Vielleicht - und das wäre allerdings dann in der Tat eine Gefahr, über die man vertieft diskutieren müsste - gibt es auch ein seltsames Verständnis von Demokratie. Und das erinnert mich an eine Kommentierung aus einer großen Tageszeitung aus dem Jahre 2002, in dem ja dann auch ein Wahlergebnis nicht zustande kam, ja, von dem man sich erhofft hatte, dass es zustande kommen wird, von dem man hoffte, dass man es auch im Sinne der Kommentare und der Berichterstattung vielleicht hätte beeinflussen können. Und wenn ich in dem damaligen Zeitungskommentar dann gelesen habe, man müsse das so sehen, dass der Souverän, das Volk, einen Machtmissbrauch begangen habe - und das stand da wortwörtlich in diesem Kommentar: der "Machtmissbrauch des Volkes" durch eine verfehlte Wahl in den Augen des Kommentators -, dann frage ich mich schon, welches Demokratieverständnis dahintersteht.

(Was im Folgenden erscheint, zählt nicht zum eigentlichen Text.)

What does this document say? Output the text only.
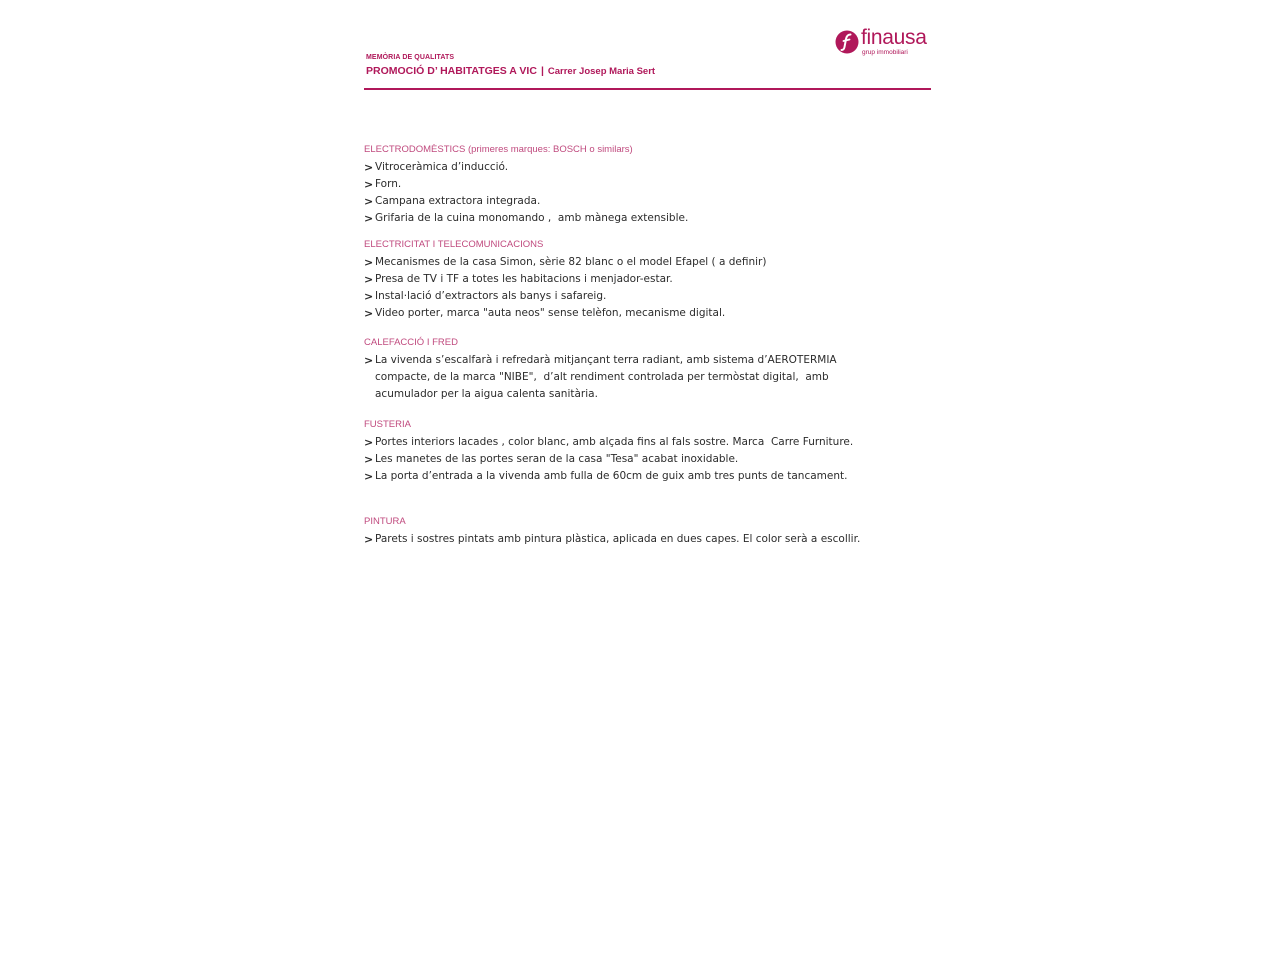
MEMÒRIA DE QUALITATS
PROMOCIÓ D’ HABITATGES A VIC | Carrer Josep Maria Sert
finausa
grup immobiliari
ELECTRODOMÈSTICS (primeres marques: BOSCH o similars)
> Vitroceràmica d’inducció.
> Forn.
> Campana extractora integrada.
> Grifaria de la cuina monomando ,  amb mànega extensible.
ELECTRICITAT I TELECOMUNICACIONS
> Mecanismes de la casa Simon, sèrie 82 blanc o el model Efapel ( a definir)
> Presa de TV i TF a totes les habitacions i menjador-estar.
> Instal·lació d’extractors als banys i safareig.
> Video porter, marca "auta neos" sense telèfon, mecanisme digital.
CALEFACCIÓ I FRED
> La vivenda s’escalfarà i refredarà mitjançant terra radiant, amb sistema d’AEROTERMIA
compacte, de la marca "NIBE",  d’alt rendiment controlada per termòstat digital,  amb
acumulador per la aigua calenta sanitària.
FUSTERIA
> Portes interiors lacades , color blanc, amb alçada fins al fals sostre. Marca  Carre Furniture.
> Les manetes de las portes seran de la casa "Tesa" acabat inoxidable.
> La porta d’entrada a la vivenda amb fulla de 60cm de guix amb tres punts de tancament.
PINTURA
> Parets i sostres pintats amb pintura plàstica, aplicada en dues capes. El color serà a escollir.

Es muss einen grundsätzlichen, nicht zu verhandelnden Wert im Journalismus geben - und das ist das Bestreben, Erkenntnis zu suchen und zu vermitteln. Ohne die Suche nach Erkenntnis verliert der Journalismus seine Glaubwürdigkeit. Dazu gibt es aber, da komme ich wieder zum Positiven, für Sie eine erfreuliche Nachricht. In einer Umfrage des vergangenen Jahres gaben 43 Prozent der Befragten an, die Tageszeitung für das glaubwürdigste aller Medien zu halten. Weit abgeschlagen folgten das öffentlichrechtliche Fernsehen mit 27 Prozent, der öffentlichrechtliche Hörfunk mit 10 Prozent sowie das private Fernsehen und das Internet mit je 6 Prozent.

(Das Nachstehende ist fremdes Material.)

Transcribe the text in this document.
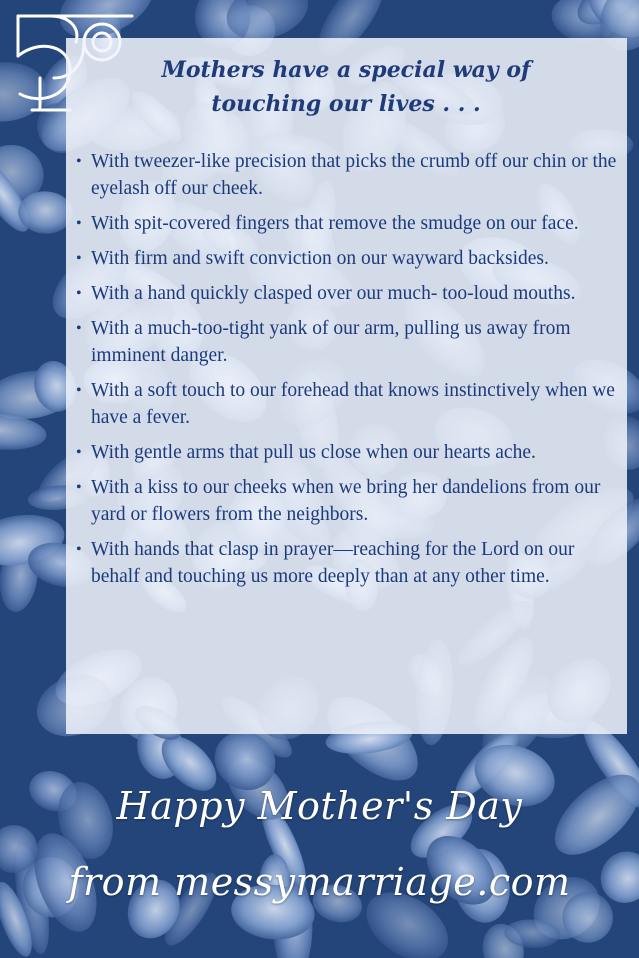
Mothers have a special way of

touching our lives . . .

• With tweezer-like precision that picks the crumb off our chin or the eyelash off our cheek.
• With spit-covered fingers that remove the smudge on our face.
• With firm and swift conviction on our wayward backsides.
• With a hand quickly clasped over our much- too-loud mouths.
• With a much-too-tight yank of our arm, pulling us away from imminent danger.
• With a soft touch to our forehead that knows instinctively when we have a fever.
• With gentle arms that pull us close when our hearts ache.
• With a kiss to our cheeks when we bring her dandelions from our yard or flowers from the neighbors.
• With hands that clasp in prayer—reaching for the Lord on our behalf and touching us more deeply than at any other time.
Happy Mother's Day
from messymarriage.com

Ich unterstelle einmal, dass diese Zahlen belastbarer sind als die Meinungsumfragen vor der Wahl. Wird den Zeitungen Glaubwürdigkeit mit so großem Abstand vor anderen Medien bescheinigt, so ist die Glaubwürdigkeit nicht nur ein hohes moralisches Gut, sondern ein klarer Wettbewerbsvorteil, auf den Sie nicht verzichten sollten.

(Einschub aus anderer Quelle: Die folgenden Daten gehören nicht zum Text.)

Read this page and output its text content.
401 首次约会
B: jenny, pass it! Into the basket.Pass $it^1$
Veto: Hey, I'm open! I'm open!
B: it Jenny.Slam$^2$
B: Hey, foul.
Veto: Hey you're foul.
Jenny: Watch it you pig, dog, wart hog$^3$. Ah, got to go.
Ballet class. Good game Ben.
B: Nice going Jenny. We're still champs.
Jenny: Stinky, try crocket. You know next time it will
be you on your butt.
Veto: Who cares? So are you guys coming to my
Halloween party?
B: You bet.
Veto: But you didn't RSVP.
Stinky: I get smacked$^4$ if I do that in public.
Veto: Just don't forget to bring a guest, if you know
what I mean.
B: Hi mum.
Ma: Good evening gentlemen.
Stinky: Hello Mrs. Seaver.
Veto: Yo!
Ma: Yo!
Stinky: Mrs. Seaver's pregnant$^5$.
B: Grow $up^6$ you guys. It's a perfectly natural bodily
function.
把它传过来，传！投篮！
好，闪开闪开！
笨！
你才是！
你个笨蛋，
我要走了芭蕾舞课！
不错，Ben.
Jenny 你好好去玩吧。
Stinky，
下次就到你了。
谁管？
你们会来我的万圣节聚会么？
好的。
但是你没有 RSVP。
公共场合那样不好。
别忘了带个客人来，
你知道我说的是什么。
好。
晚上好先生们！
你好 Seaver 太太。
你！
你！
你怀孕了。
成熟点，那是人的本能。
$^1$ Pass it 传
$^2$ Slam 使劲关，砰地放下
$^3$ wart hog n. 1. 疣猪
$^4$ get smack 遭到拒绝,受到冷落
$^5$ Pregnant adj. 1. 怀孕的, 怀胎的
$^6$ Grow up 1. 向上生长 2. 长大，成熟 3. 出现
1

Deshalb hoffe ich im Interesse der Zeitungen und Zeitschriften, dass die Politikberichterstattung der letzten Wochen und Monate eine Episode bleibt und nicht etwa einen Vorgeschmack auf die Zukunft des Journalismus in Deutschland bietet.

Sie werden heute und morgen neben den politischen Rahmenbedingungen der Presse vor allem wirtschaftliche Fragen und neue Geschäftsfelder diskutieren. Wir dürfen die geschäftliche Seite des Pressewesens nicht unterschätzen - ich tue das jedenfalls nicht. Sie ist viel mehr als ein notwendiges Übel zur Aufrechterhaltung des Redaktionsbetriebes. Die richtige unternehmerische Strategie ist ein wesentlicher Garant für Qualität und Innovation im Journalismus.

In der nun 400-jährigen Pressegeschichte boten Verquickungen von Journalismus und Geschäft natürlich auch immer wieder einmal Anlass für Kritik.

Vor 75 Jahren warb die Schreibmaschinen-Firma Adler mit dem Slogan "Der bekannte Kritiker und Schriftsteller Dr. Alfred Kerr benutzt die Klein-Adler." Darauf der bissige Kommentar seines Intimfeindes Karl Kraus: "Ich mehr den Kopf!"

Ich wünsche dem Zeitungskongress 2005 einen guten Verlauf, fruchtbare Diskussionen und eine ausgiebige Nutzung der hier versammelten klugen Köpfe, die nicht immer nur hinter einer Zeitung sich befinden.